Свобода веселит и пьянит. Мы лениво плывем над рекой, присаживаемся отдохнуть на мосту Ватерлоо. Под нами проплывают лодки, их фонари проявляются в тумане — и снова исчезают. Как это ни странно, я еще и слышу мысли — мысли старого джентльмена в лодке, точно так же, как слышала мысли женщины в Хаймаркете, и джентльменов в цилиндрах, ехавших в нарядных собственных экипажах через Гайд-парк, когда мы пролетали над ним. Мысли звучат тихо, как будто я подслушиваю чей-то разговор в соседней комнате, но тем не менее я знаю, что чувствуют все эти люди.
Старик в лодке набивает карманы камнями, и я знаю, зачем он это делает.
— Мы должны остановить того мужчину в лодке, — говорю я.
— Остановить в каком смысле? — спрашивает Энн, переворачиваясь в воздухе.
— Ты разве его не слышишь?
— Нет, — отвечает Энн.
Фелисити тоже качает головой и ложится в воздухе на спину, как пловец.
— Он хочет покончить с собой.
— А ты откуда знаешь? — спрашивает Фелисити.
— Я слышу его мысли, — отвечаю я.
Они сомневаются, но следуют за мной вниз, в густой туман.
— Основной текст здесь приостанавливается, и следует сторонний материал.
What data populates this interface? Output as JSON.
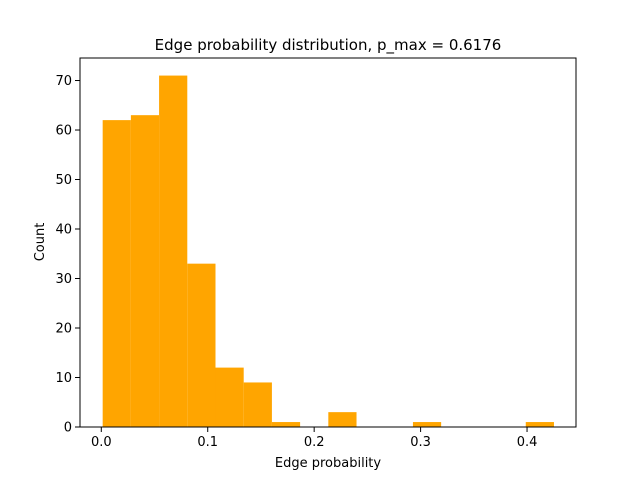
{
  "chart_data": {
    "type": "bar",
    "title": "Edge probability distribution, p_max = 0.6176",
    "xlabel": "Edge probability",
    "ylabel": "Count",
    "xlim": [
      -0.02,
      0.446
    ],
    "ylim": [
      0,
      74.55
    ],
    "x_ticks": [
      0.0,
      0.1,
      0.2,
      0.3,
      0.4
    ],
    "x_tick_labels": [
      "0.0",
      "0.1",
      "0.2",
      "0.3",
      "0.4"
    ],
    "y_ticks": [
      0,
      10,
      20,
      30,
      40,
      50,
      60,
      70
    ],
    "y_tick_labels": [
      "0",
      "10",
      "20",
      "30",
      "40",
      "50",
      "60",
      "70"
    ],
    "grid": false,
    "bins": [
      {
        "x0": 0.0013,
        "x1": 0.0278,
        "count": 62
      },
      {
        "x0": 0.0278,
        "x1": 0.0543,
        "count": 63
      },
      {
        "x0": 0.0543,
        "x1": 0.0808,
        "count": 71
      },
      {
        "x0": 0.0808,
        "x1": 0.1073,
        "count": 33
      },
      {
        "x0": 0.1073,
        "x1": 0.1338,
        "count": 12
      },
      {
        "x0": 0.1338,
        "x1": 0.1603,
        "count": 9
      },
      {
        "x0": 0.1603,
        "x1": 0.1868,
        "count": 1
      },
      {
        "x0": 0.1868,
        "x1": 0.2133,
        "count": 0
      },
      {
        "x0": 0.2133,
        "x1": 0.2398,
        "count": 3
      },
      {
        "x0": 0.2398,
        "x1": 0.2663,
        "count": 0
      },
      {
        "x0": 0.2663,
        "x1": 0.2928,
        "count": 0
      },
      {
        "x0": 0.2928,
        "x1": 0.3193,
        "count": 1
      },
      {
        "x0": 0.3193,
        "x1": 0.3458,
        "count": 0
      },
      {
        "x0": 0.3458,
        "x1": 0.3723,
        "count": 0
      },
      {
        "x0": 0.3723,
        "x1": 0.3988,
        "count": 0
      },
      {
        "x0": 0.3988,
        "x1": 0.4253,
        "count": 1
      }
    ],
    "bar_color": "#ffa500"
  }
}
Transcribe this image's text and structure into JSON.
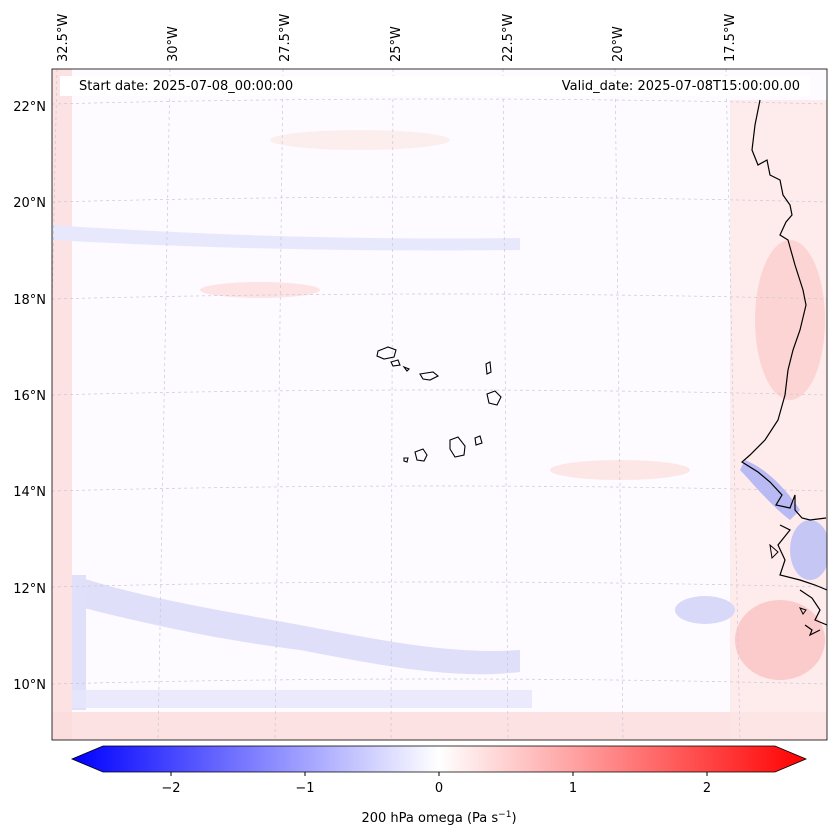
{
  "header": {
    "start_date": "Start date: 2025-07-08_00:00:00",
    "valid_date": "Valid_date: 2025-07-08T15:00:00.00"
  },
  "longitude_labels": [
    "32.5°W",
    "30°W",
    "27.5°W",
    "25°W",
    "22.5°W",
    "20°W",
    "17.5°W"
  ],
  "latitude_labels": [
    "22°N",
    "20°N",
    "18°N",
    "16°N",
    "14°N",
    "12°N",
    "10°N"
  ],
  "colorbar": {
    "label": "200 hPa omega (Pa s",
    "label_sup": "−1",
    "label_close": ")",
    "ticks": [
      "−2",
      "−1",
      "0",
      "1",
      "2"
    ],
    "colors": {
      "min": "#0000ff",
      "mid": "#ffffff",
      "max": "#ff0000"
    },
    "range": [
      -2.6,
      2.6
    ]
  },
  "map": {
    "field": "200 hPa omega",
    "colormap": "bwr",
    "grid": "dashed",
    "coastline_color": "#000000",
    "features": [
      "Cape Verde Islands",
      "West African coast"
    ]
  }
}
Старик тихо напевает балладу о девушке в чепчике, утерянной навсегда; он засовывает в карманы еще несколько камней и передвигается к самому борту покачивающейся лодки.
— Ты права! — говорит Энн.
— Кто там? — вскрикивает старик.
— У меня есть идея, — шепчу я подругам. — Давайте за мной!
Мы выскакиваем из тумана, и старик едва не падает на спину, увидев трех девушек, повисших в воздухе перед ним.
— Вы не должны совершать столь отчаянный поступок, — говорю я вибрирующим голосом, надеясь, что это прозвучит как-то по-неземному.